India, however, has genuine concerns with the RCEP over possible import surges from countries like China, New Zealand and Australia, particularly in the agricultural and dairy sectors. While one needs to be cautious about any overestimation of such a negative impact, as portrayed in popular media, we should not forget that there will be gains for industrial consumers (of intermediate goods as inputs) and for consumers at large. In addition, the RCEP can be leveraged to help Indian industry become more competitive, participate in global value chains, and seek additional market access.

This would require overcoming several domestic challenges, particularly related to infrastructure and input markets. For instance, at present, road transport in India costs $7 per km, while the cost is only $2.50 per km in China. Similarly, economical and timely access to land, labour, capital and technology remains a challenge in our country. Correcting the situation will require domestic input market reforms and heavy investment in infrastructure to enable Indian companies to participate effectively in global value chains.

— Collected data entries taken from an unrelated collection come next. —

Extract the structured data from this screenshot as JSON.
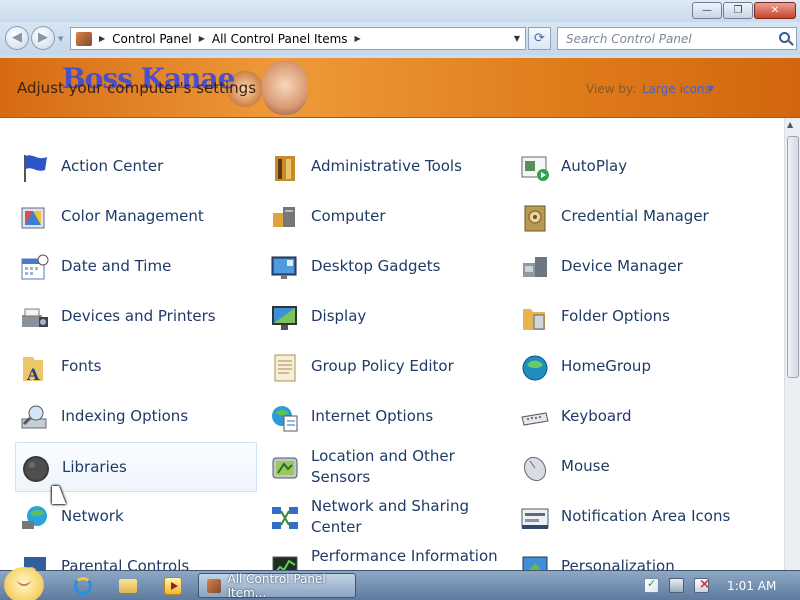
{
  "window": {
    "minimize_glyph": "—",
    "maximize_glyph": "❐",
    "close_glyph": "✕"
  },
  "navigation": {
    "back_glyph": "◀",
    "forward_glyph": "▶",
    "dropdown_glyph": "▼",
    "address": {
      "separator_glyph": "▶",
      "segments": [
        "Control Panel",
        "All Control Panel Items"
      ],
      "dropdown_glyph": "▼"
    },
    "refresh_glyph": "⟳",
    "search_placeholder": "Search Control Panel"
  },
  "banner": {
    "logo_text": "Boss Kanae",
    "title": "Adjust your computer's settings",
    "view_by_label": "View by:",
    "view_by_value": "Large icons",
    "view_by_arrow": "▼"
  },
  "items": [
    {
      "label": "Action Center",
      "icon": "action-center-icon"
    },
    {
      "label": "Administrative Tools",
      "icon": "administrative-tools-icon"
    },
    {
      "label": "AutoPlay",
      "icon": "autoplay-icon"
    },
    {
      "label": "Color Management",
      "icon": "color-management-icon"
    },
    {
      "label": "Computer",
      "icon": "computer-icon"
    },
    {
      "label": "Credential Manager",
      "icon": "credential-manager-icon"
    },
    {
      "label": "Date and Time",
      "icon": "date-and-time-icon"
    },
    {
      "label": "Desktop Gadgets",
      "icon": "desktop-gadgets-icon"
    },
    {
      "label": "Device Manager",
      "icon": "device-manager-icon"
    },
    {
      "label": "Devices and Printers",
      "icon": "devices-and-printers-icon"
    },
    {
      "label": "Display",
      "icon": "display-icon"
    },
    {
      "label": "Folder Options",
      "icon": "folder-options-icon"
    },
    {
      "label": "Fonts",
      "icon": "fonts-icon"
    },
    {
      "label": "Group Policy Editor",
      "icon": "group-policy-editor-icon"
    },
    {
      "label": "HomeGroup",
      "icon": "homegroup-icon"
    },
    {
      "label": "Indexing Options",
      "icon": "indexing-options-icon"
    },
    {
      "label": "Internet Options",
      "icon": "internet-options-icon"
    },
    {
      "label": "Keyboard",
      "icon": "keyboard-icon"
    },
    {
      "label": "Libraries",
      "icon": "libraries-icon"
    },
    {
      "label": "Location and Other Sensors",
      "icon": "location-sensors-icon"
    },
    {
      "label": "Mouse",
      "icon": "mouse-icon"
    },
    {
      "label": "Network",
      "icon": "network-icon"
    },
    {
      "label": "Network and Sharing Center",
      "icon": "network-sharing-center-icon"
    },
    {
      "label": "Notification Area Icons",
      "icon": "notification-area-icons-icon"
    },
    {
      "label": "Parental Controls",
      "icon": "parental-controls-icon"
    },
    {
      "label": "Performance Information and Tools",
      "icon": "performance-information-icon"
    },
    {
      "label": "Personalization",
      "icon": "personalization-icon"
    }
  ],
  "scrollbar": {
    "up_glyph": "▲"
  },
  "taskbar": {
    "task_label": "All Control Panel Item...",
    "clock": "1:01 AM",
    "tray_icons": [
      "action-center-flag-icon",
      "network-status-icon",
      "volume-muted-icon"
    ]
  }
}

A troika of optimal competition, industrial and trade policies could help usher in such reforms and allow the Indian economy to compete with its RCEP counterparts in attracting and facilitating the setting up of businesses. Given that India is experiencing a structural and cyclical slowdown, the RCEP can also serve as an additional external factor for reformers to push for difficult yet important domestic reforms.

We can show maturity by acceding to the RCEP’s spirit of multilateralism while initiating parallel discussions with select countries on special safeguard mechanisms. We could designate some tariff lines as special products and even have tariff rate quotas for some others. While it has been reported that RCEP countries have decided to ease the application of investor-state dispute settlement procedures, the agreement may provide for the creation of an independent arbitrator or ombudsman, depending on the situation, as a first step to resolve such differences.

Once the RCEP is in place, diplomatic efforts will be required to achieve convergence between the Comprehensive and Progressive Agreement for Trans-Pacific Partnership (TPP-11) and the RCEP. Over time, the RCEP may expand to include Russia and other central Asian countries. All this would require smart diplomacy in favour of our trade, investment and strategic interests.

Amol Kulkarni and Bipul Chatterjee of CUTS contributed to the article.